I then squished along to the Family of Rocks. I noticed a few large flax plants that had been washed up, both at the dune and around at the Family of Rocks. I assumed they had come from an unseen cliff collapse on the Three Sisters Beach as there was nothing evident here. As the plants were fresh and very much alive, I also assumed the cliff collapse must have been very recent. Either that or they had been carved off from the actively eroding dune on the Three Sisters Beach.
With regards to the newest members of the Family of Rocks, extensive mats of mussels had made themselves at home, even on the patterned triangle shaped rock which earlier had been mostly shunned by colonising mussels.
I returned today in the hope of repeating the photography I stuffed up on 27th June. Unfortunately, the weather was a virtual re-run of that day, wet and miserable. However, I lucked in for a few brief minutes and took a couple of photos of the extended Family of Rocks that shows them being colonised mostly by mussels and green algae. Some black-backed gulls were resting on the estuary in the background, but they look like white blobs in the photo.
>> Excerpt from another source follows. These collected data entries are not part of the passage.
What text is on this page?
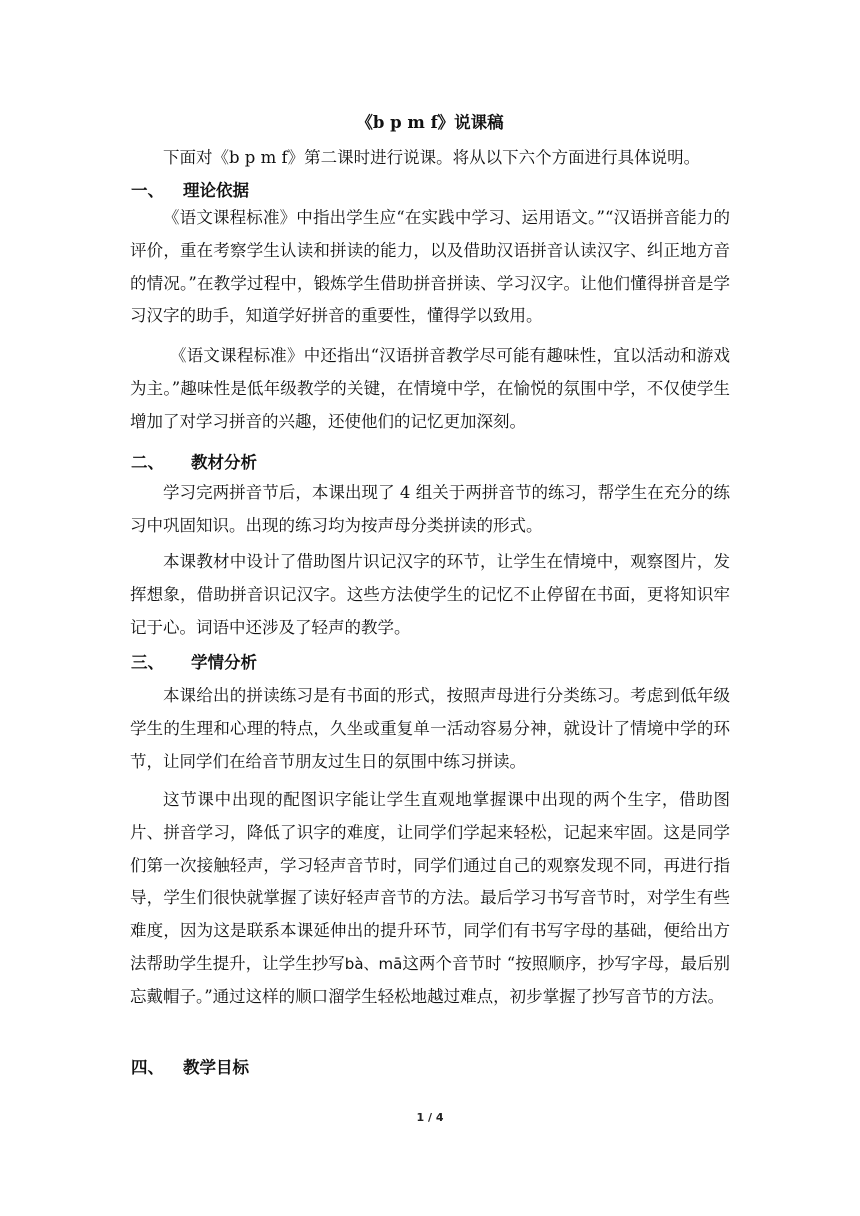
《b p m f》说课稿

下面对《b p m f》第二课时进行说课。将从以下六个方面进行具体说明。

一、 理论依据

《语文课程标准》中指出学生应“在实践中学习、运用语文。”“汉语拼音能力的评价，重在考察学生认读和拼读的能力，以及借助汉语拼音认读汉字、纠正地方音的情况。”在教学过程中，锻炼学生借助拼音拼读、学习汉字。让他们懂得拼音是学习汉字的助手，知道学好拼音的重要性，懂得学以致用。

《语文课程标准》中还指出“汉语拼音教学尽可能有趣味性，宜以活动和游戏为主。”趣味性是低年级教学的关键，在情境中学，在愉悦的氛围中学，不仅使学生增加了对学习拼音的兴趣，还使他们的记忆更加深刻。

二、 教材分析

学习完两拼音节后，本课出现了 4 组关于两拼音节的练习，帮学生在充分的练习中巩固知识。出现的练习均为按声母分类拼读的形式。

本课教材中设计了借助图片识记汉字的环节，让学生在情境中，观察图片，发挥想象，借助拼音识记汉字。这些方法使学生的记忆不止停留在书面，更将知识牢记于心。词语中还涉及了轻声的教学。

三、 学情分析

本课给出的拼读练习是有书面的形式，按照声母进行分类练习。考虑到低年级学生的生理和心理的特点，久坐或重复单一活动容易分神，就设计了情境中学的环节，让同学们在给音节朋友过生日的氛围中练习拼读。

这节课中出现的配图识字能让学生直观地掌握课中出现的两个生字，借助图片、拼音学习，降低了识字的难度，让同学们学起来轻松，记起来牢固。这是同学们第一次接触轻声，学习轻声音节时，同学们通过自己的观察发现不同，再进行指导，学生们很快就掌握了读好轻声音节的方法。最后学习书写音节时，对学生有些难度，因为这是联系本课延伸出的提升环节，同学们有书写字母的基础，便给出方法帮助学生提升，让学生抄写bà、mā这两个音节时 “按照顺序，抄写字母，最后别忘戴帽子。”通过这样的顺口溜学生轻松地越过难点，初步掌握了抄写音节的方法。

四、 教学目标
1 / 4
The beautifully patterned ‘triangle’ rock, though colonised, was less so than the others for some reason.
Down at the dune, as well as the usual party of driftwood, there was a small lake and a stinking dead cow, minus its fur. Several flax plants, washed up survivors of past cliff collapses had taken root on the seaward side of the dune. For the most part, this is above the high tide zone. At the far end of the dune where the lone flax plant has made a home for itself, the convolvulus had yet to re-emerge with spring growth. An extensive driftwood field bleached in the sun. I also saw some black backed gulls on the beach and a shag.
MEGA-STORM. Due to the ferocity of the wind, it was impossible to use the big camera and the tripod. As for standing, stooping was the order of the day, either that or crawling on hands and knees as at Te Kawau Pa. As well as taking a standard shot from the usual picture postcard spot, I photographed the dune from the cliff top near the track that leads down to the dune and beach proper. I did this because the conditions made it impossible to go down onto the beach without being sand blasted.